The beauty‑care sector has seen a rapid influx of national chains that bundle cosmetics, haircare and personal‑care products under one roof. Retailers such as Nordstrom Rack, Ulta Beauty and Target have leveraged their scale to negotiate better supplier terms, expand product assortments, and invest heavily in omnichannel fulfillment. As a result, consumers increasingly gravitate toward these one‑stop destinations, especially after the pandemic accelerated online purchasing habits. Small independent boutiques, which rely on curated selections and personalized service, now face a pricing and convenience gap that is difficult to bridge without comparable resources.

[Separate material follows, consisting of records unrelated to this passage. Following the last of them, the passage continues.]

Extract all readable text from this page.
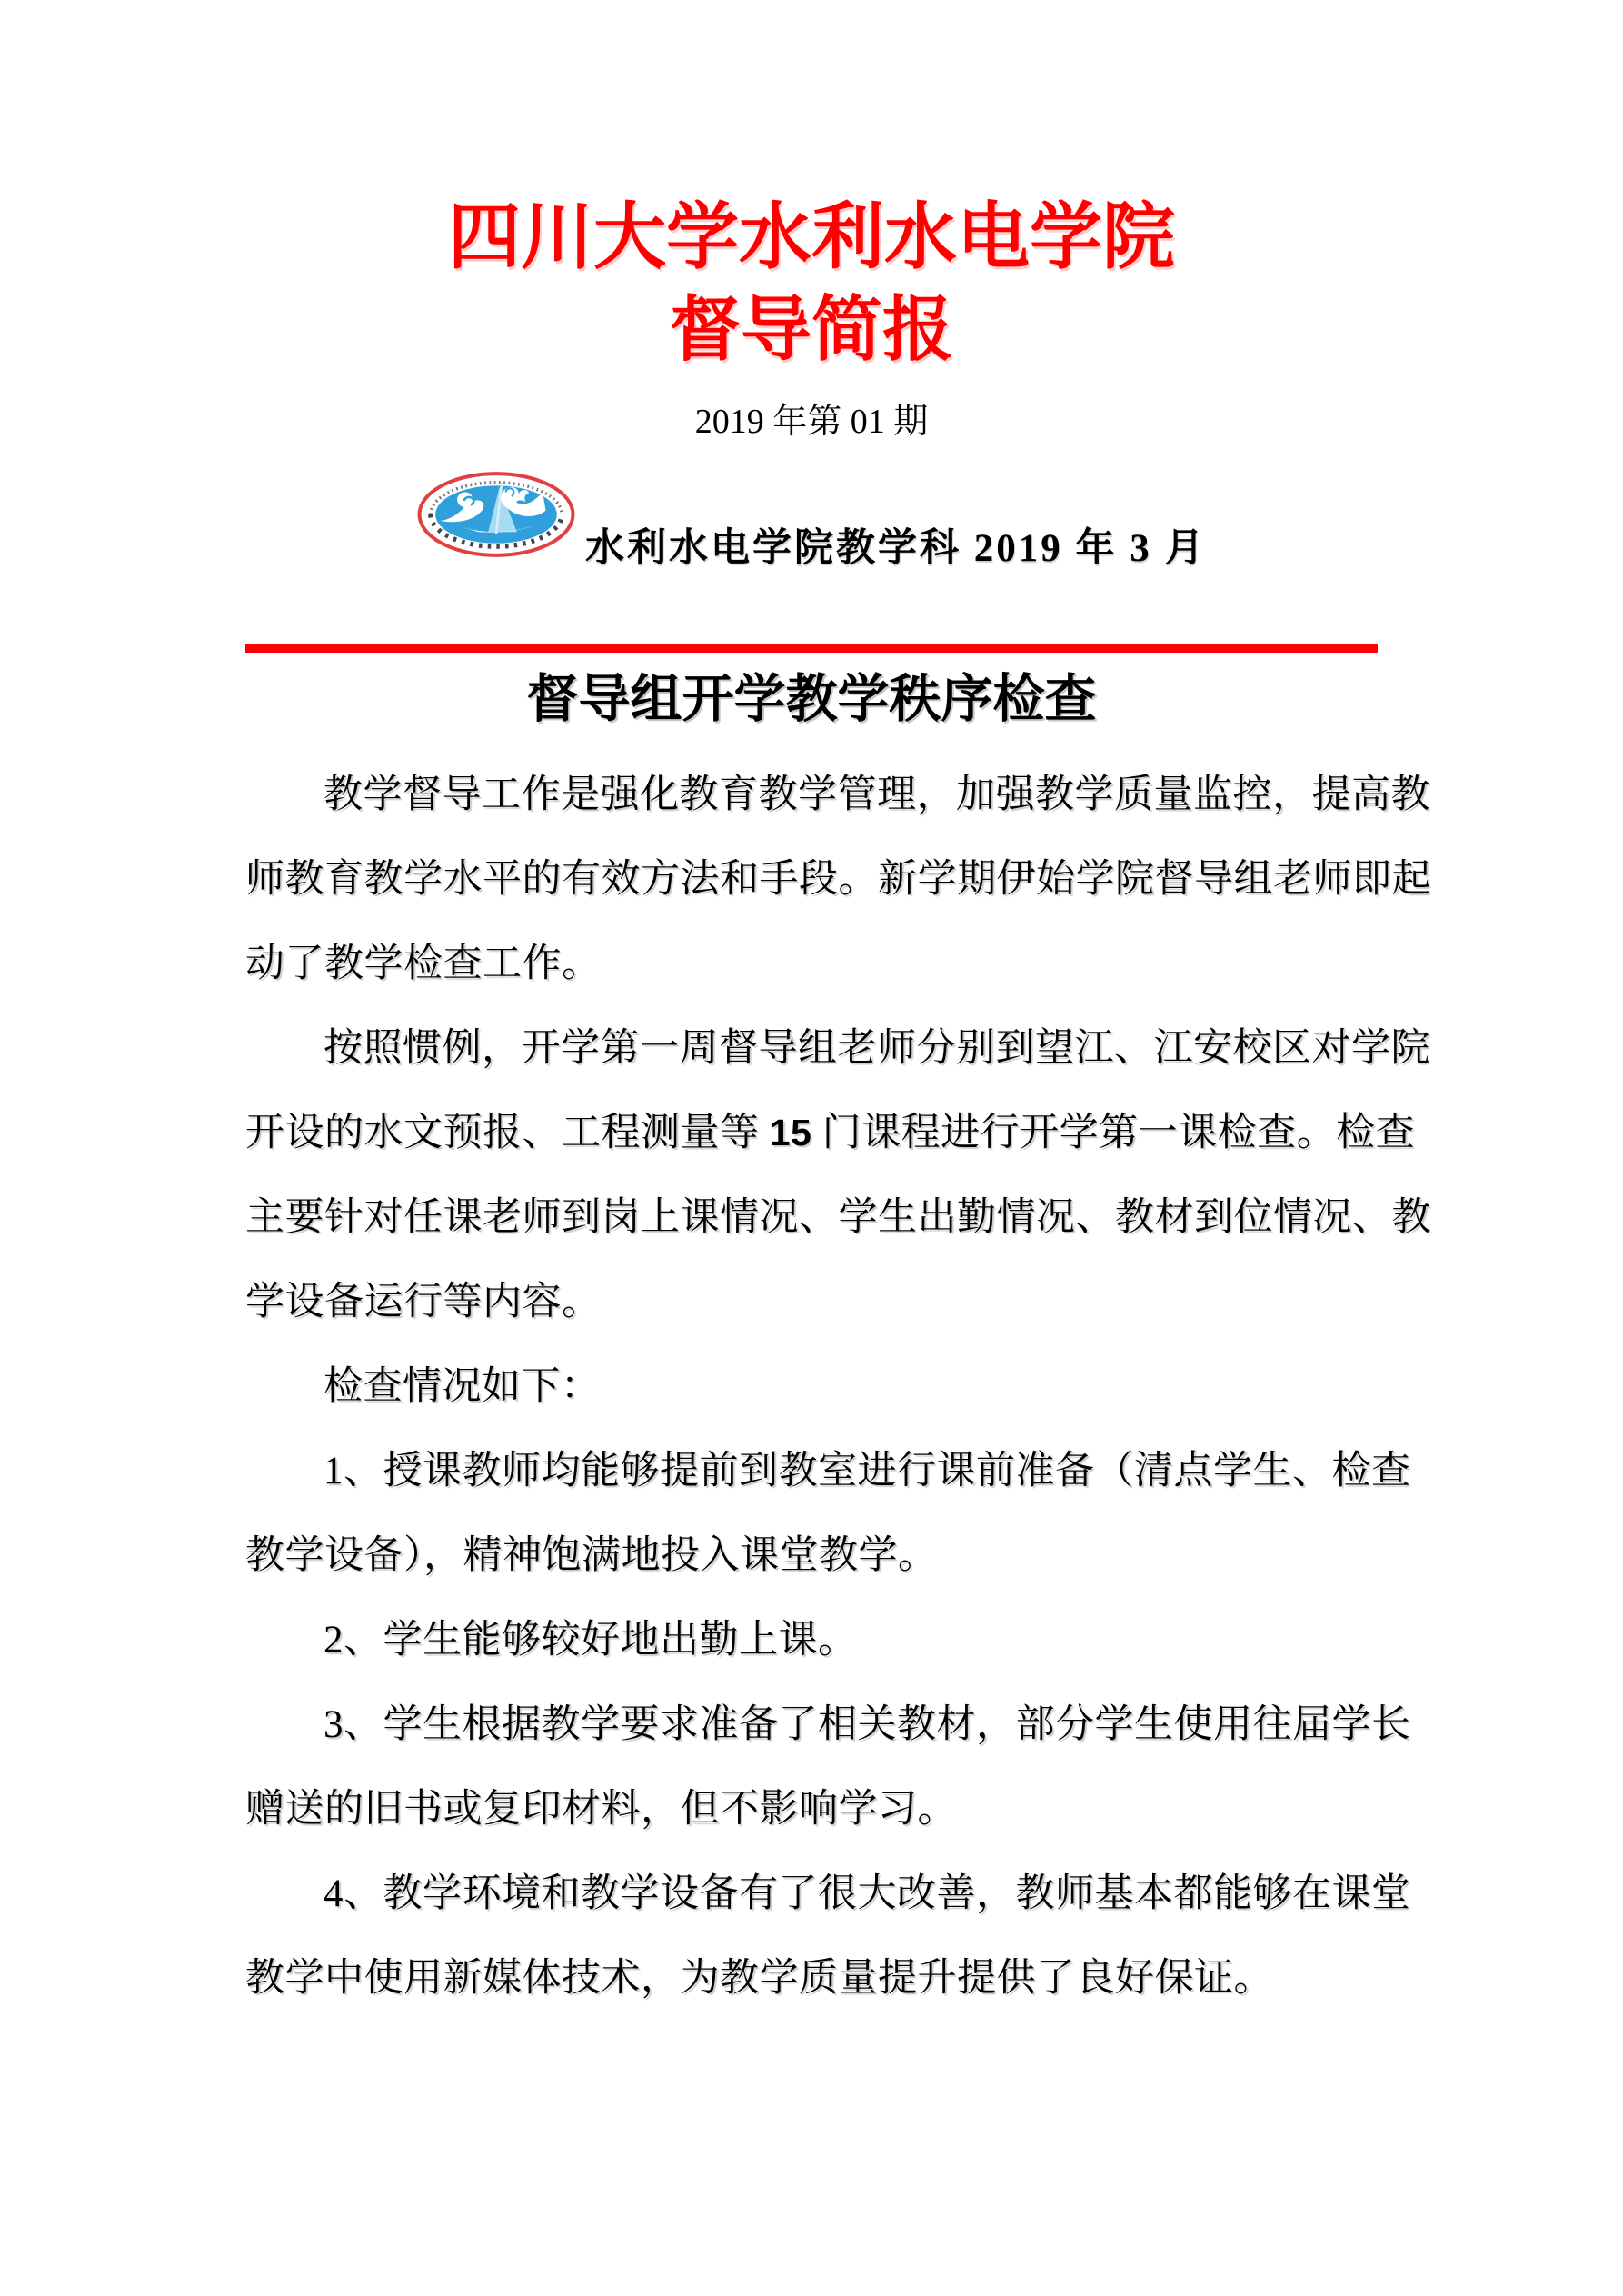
四川大学水利水电学院
督导简报
2019 年第 01 期
水利水电学院教学科 2019 年 3 月
督导组开学教学秩序检查
教学督导工作是强化教育教学管理，加强教学质量监控，提高教
师教育教学水平的有效方法和手段。新学期伊始学院督导组老师即起
动了教学检查工作。
按照惯例，开学第一周督导组老师分别到望江、江安校区对学院
开设的水文预报、工程测量等 15 门课程进行开学第一课检查。检查
主要针对任课老师到岗上课情况、学生出勤情况、教材到位情况、教
学设备运行等内容。
检查情况如下：
1、授课教师均能够提前到教室进行课前准备（清点学生、检查
教学设备），精神饱满地投入课堂教学。
2、学生能够较好地出勤上课。
3、学生根据教学要求准备了相关教材，部分学生使用往届学长
赠送的旧书或复印材料，但不影响学习。
4、教学环境和教学设备有了很大改善，教师基本都能够在课堂
教学中使用新媒体技术，为教学质量提升提供了良好保证。
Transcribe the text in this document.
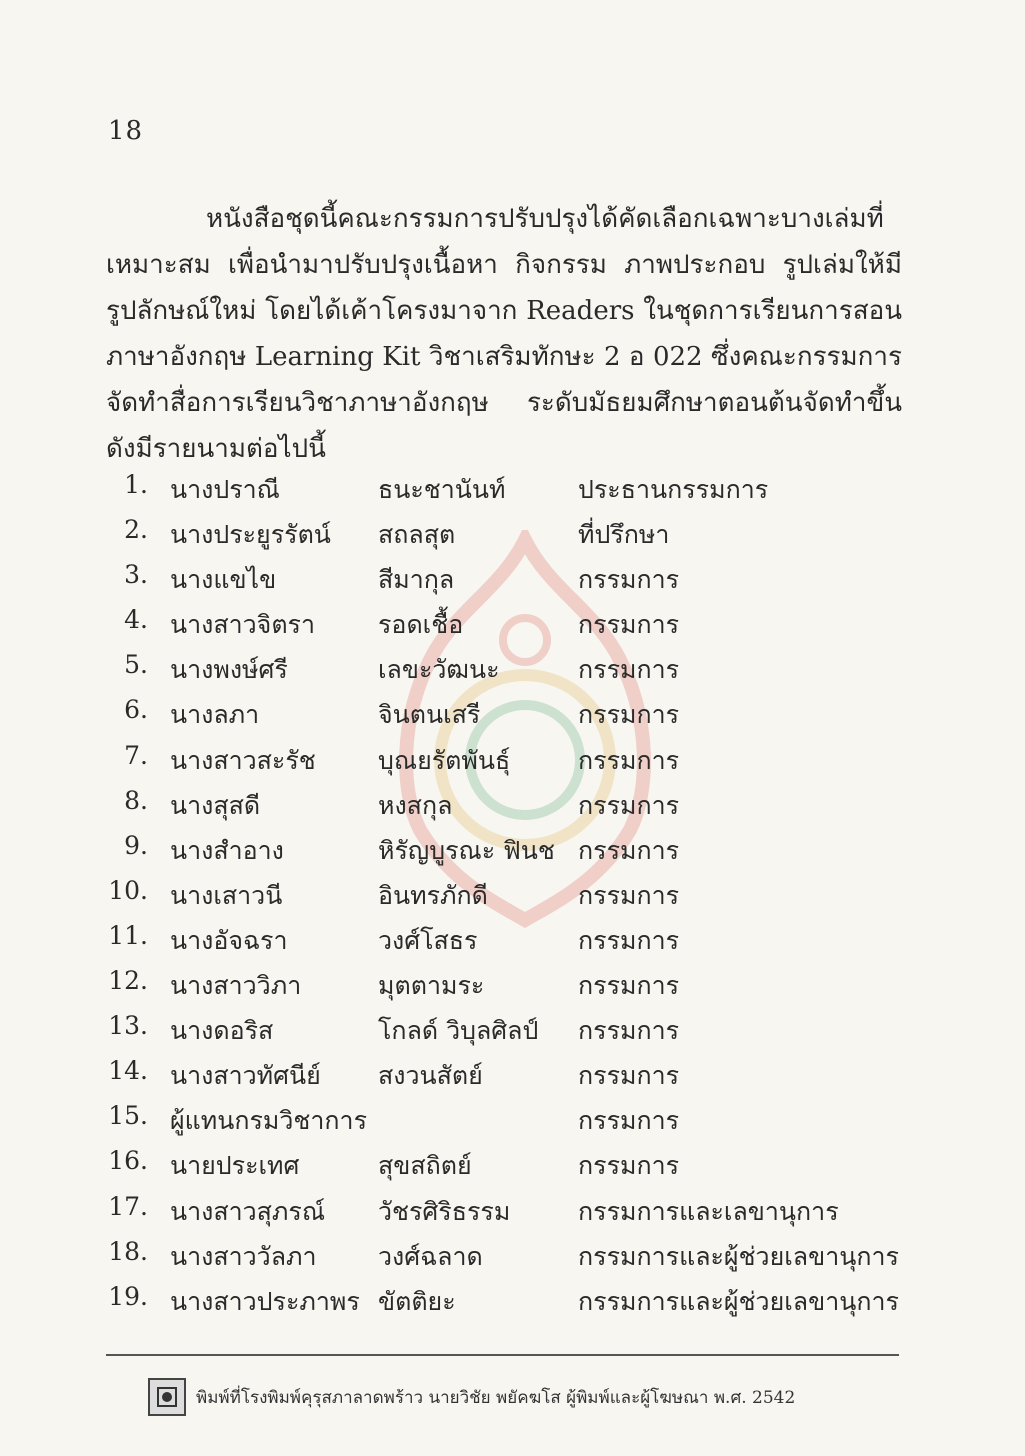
18
หนังสือชุดนี้คณะกรรมการปรับปรุงได้คัดเลือกเฉพาะบางเล่มที่
เหมาะสม เพื่อนำมาปรับปรุงเนื้อหา กิจกรรม ภาพประกอบ รูปเล่มให้มี
รูปลักษณ์ใหม่ โดยได้เค้าโครงมาจาก Readers ในชุดการเรียนการสอน
ภาษาอังกฤษ Learning Kit วิชาเสริมทักษะ 2 อ 022 ซึ่งคณะกรรมการ
จัดทำสื่อการเรียนวิชาภาษาอังกฤษ ระดับมัธยมศึกษาตอนต้นจัดทำขึ้น
ดังมีรายนามต่อไปนี้
1. นางปราณี	ธนะชานันท์	ประธานกรรมการ
2. นางประยูรรัตน์ สถลสุต	ที่ปรึกษา
3. นางแขไข	สีมากุล	กรรมการ
4. นางสาวจิตรา	รอดเชื้อ	กรรมการ
5. นางพงษ์ศรี	เลขะวัฒนะ	กรรมการ
6. นางลภา	จินตนเสรี	กรรมการ
7. นางสาวสะรัช บุณยรัตพันธุ์	กรรมการ
8. นางสุสดี	หงสกุล	กรรมการ
9. นางสำอาง	หิรัญบูรณะ ฟินช กรรมการ
10. นางเสาวนี	อินทรภักดี	กรรมการ
11. นางอัจฉรา	วงศ์โสธร	กรรมการ
12. นางสาววิภา	มุตตามระ	กรรมการ
13. นางดอริส	โกลด์ วิบุลศิลป์ กรรมการ
14. นางสาวทัศนีย์ สงวนสัตย์	กรรมการ
15. ผู้แทนกรมวิชาการ	กรรมการ
16. นายประเทศ	สุขสถิตย์	กรรมการ
17. นางสาวสุภรณ์ วัชรศิริธรรม	กรรมการและเลขานุการ
18. นางสาววัลภา วงศ์ฉลาด	กรรมการและผู้ช่วยเลขานุการ
19. นางสาวประภาพร ขัตติยะ	กรรมการและผู้ช่วยเลขานุการ
พิมพ์ที่โรงพิมพ์คุรุสภาลาดพร้าว นายวิชัย พยัคฆโส ผู้พิมพ์และผู้โฆษณา พ.ศ. 2542
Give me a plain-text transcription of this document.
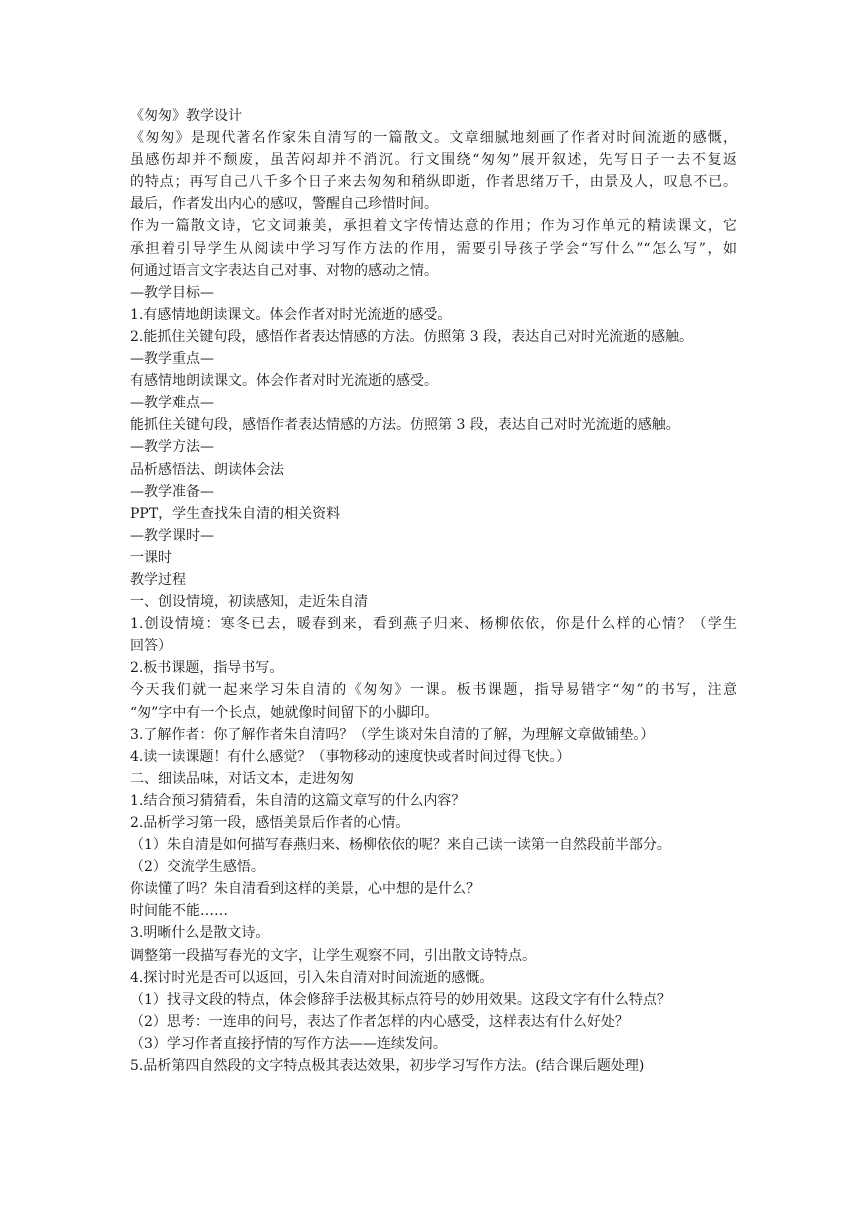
《匆匆》教学设计
《匆匆》是现代著名作家朱自清写的一篇散文。文章细腻地刻画了作者对时间流逝的感慨，
虽感伤却并不颓废，虽苦闷却并不消沉。行文围绕“匆匆”展开叙述，先写日子一去不复返
的特点；再写自己八千多个日子来去匆匆和稍纵即逝，作者思绪万千，由景及人，叹息不已。
最后，作者发出内心的感叹，警醒自己珍惜时间。
作为一篇散文诗，它文词兼美，承担着文字传情达意的作用；作为习作单元的精读课文，它
承担着引导学生从阅读中学习写作方法的作用，需要引导孩子学会“写什么”“怎么写”，如
何通过语言文字表达自己对事、对物的感动之情。
—教学目标—
1.有感情地朗读课文。体会作者对时光流逝的感受。
2.能抓住关键句段，感悟作者表达情感的方法。仿照第 3 段，表达自己对时光流逝的感触。
—教学重点—
有感情地朗读课文。体会作者对时光流逝的感受。
—教学难点—
能抓住关键句段，感悟作者表达情感的方法。仿照第 3 段，表达自己对时光流逝的感触。
—教学方法—
品析感悟法、朗读体会法
—教学准备—
PPT，学生查找朱自清的相关资料
—教学课时—
一课时
教学过程
一、创设情境，初读感知，走近朱自清
1.创设情境：寒冬已去，暖春到来，看到燕子归来、杨柳依依，你是什么样的心情？（学生
回答）
2.板书课题，指导书写。
今天我们就一起来学习朱自清的《匆匆》一课。板书课题，指导易错字“匆”的书写，注意
“匆”字中有一个长点，她就像时间留下的小脚印。
3.了解作者：你了解作者朱自清吗？（学生谈对朱自清的了解，为理解文章做铺垫。）
4.读一读课题！有什么感觉？（事物移动的速度快或者时间过得飞快。）
二、细读品味，对话文本，走进匆匆
1.结合预习猜猜看，朱自清的这篇文章写的什么内容？
2.品析学习第一段，感悟美景后作者的心情。
（1）朱自清是如何描写春燕归来、杨柳依依的呢？来自己读一读第一自然段前半部分。
（2）交流学生感悟。
你读懂了吗？朱自清看到这样的美景，心中想的是什么？
时间能不能……
3.明晰什么是散文诗。
调整第一段描写春光的文字，让学生观察不同，引出散文诗特点。
4.探讨时光是否可以返回，引入朱自清对时间流逝的感慨。
（1）找寻文段的特点，体会修辞手法极其标点符号的妙用效果。这段文字有什么特点？
（2）思考：一连串的问号，表达了作者怎样的内心感受，这样表达有什么好处？
（3）学习作者直接抒情的写作方法——连续发问。
5.品析第四自然段的文字特点极其表达效果，初步学习写作方法。(结合课后题处理)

Sassafras Beauty in Davis, California, exemplifies the pressure on local beauty shops. Owner Danielle Crane has operated the 1,750‑square‑foot store since 2012, offering a mix of 100 brands, salon services, and community events. However, a $10,000 monthly rent—combined with a lease running to 2027—became untenable when nearby Nordstrom Rack and Ulta opened in the Davis Collection, and Target added a dedicated beauty aisle. Despite pandemic‑era adaptations like delivery and touch‑free pickup, the shift toward chain‑driven purchasing left the boutique unable to secure a buyer, prompting closure by May.

The closure underscores a broader challenge for independent retailers: balancing high fixed costs with dwindling foot traffic in an environment dominated by large chains and e‑commerce platforms. To survive, small shops may need to double down on hyper‑local experiences, exclusive product lines, or subscription‑based services that larger players cannot replicate easily. Municipalities could also consider rent relief or zoning incentives to preserve neighborhood diversity. For entrepreneurs, the Sassafras case serves as a cautionary tale that market dynamics and lease structures must be evaluated early to mitigate the risk of being edged out by chain competition.